25 Il ressort clairement du libellé de l’article 7, paragraphe 1, point b), du RMUE qu’un minimum de caractère distinctif suffit pour que le motif de refus défini dans cet article ne s’applique pas (27/02/2002, T-34/00, Eurocool, EU:T:2002:41, § 39; et 30/04/2003, T- 707/13 & T-709/13, BE HAPPY, EU:T:2015:252, § 21).

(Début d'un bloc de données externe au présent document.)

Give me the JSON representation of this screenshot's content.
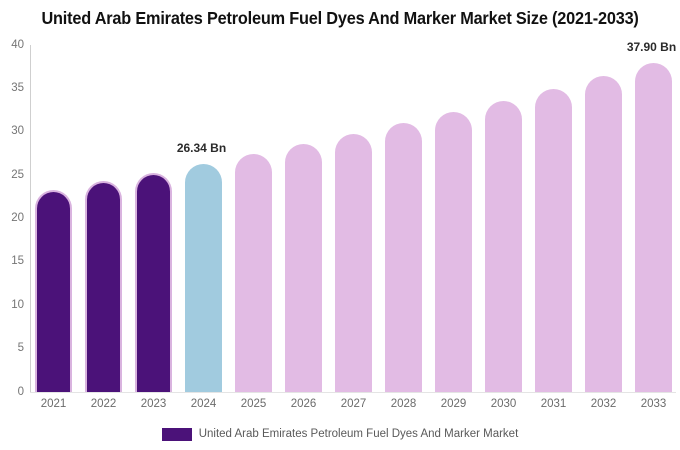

26 Le caractère distinctif d’une marque au sens de l’article 7, paragraphe 1, point b), du RMUE signifie qu’elle est apte à identifier le produit pour lequel l’enregistrement est demandé comme provenant d’une entreprise déterminée, permettant ainsi au consommateur ou à l’utilisateur final de distinguer sans confusion possible ce produit de ceux d’autres entreprises (08/04/2003, C-53/01, C-54/01 & C-55/01, Linde, EU:C:2003:206, § 40). Cette disposition vise à empêcher l’enregistrement des marques dépourvues du caractère distinctif qui les rend aptes à remplir la fonction essentielle de garantie de l’identité d’origine commerciale (16/09/2004, C-329/02 P, SAT.2, EU:C:2004:532, § 23).
27 Pour apprécier le caractère distinctif d’une marque, il convient de tenir compte à la fois de l’usage ordinaire de marques en tant qu’indication de l’origine dans les secteurs concernés et de la perception qu’en a le public pertinent (06/05/2003, C-04/01, Libertel, EU:C:2003:244, § 62).
28 Le caractère distinctif doit être apprécié, d’une part, par rapport aux produits ou aux services pour lesquels l’enregistrement est demandé et, d’autre part, par rapport à la perception qu’en a le public pertinent, qui est constitué par le consommateur moyen de ces produits ou de ces services (21/01/2010, C-398/08 P, Vorsprung durch Technik, EU:C:2010:29, § 34, et la jurisprudence citée).
Public pertinent et territoire pertinent
29 Étant donné que la MUE demandée incorpore une expression composée de termes en italien, le public qui associera plus facilement le signe contesté à une signification spécifique est le public italien de l’Union européenne (15/11/2018,-140/18, LITECRAFT, EU:T:2018:789, § 16 et 17).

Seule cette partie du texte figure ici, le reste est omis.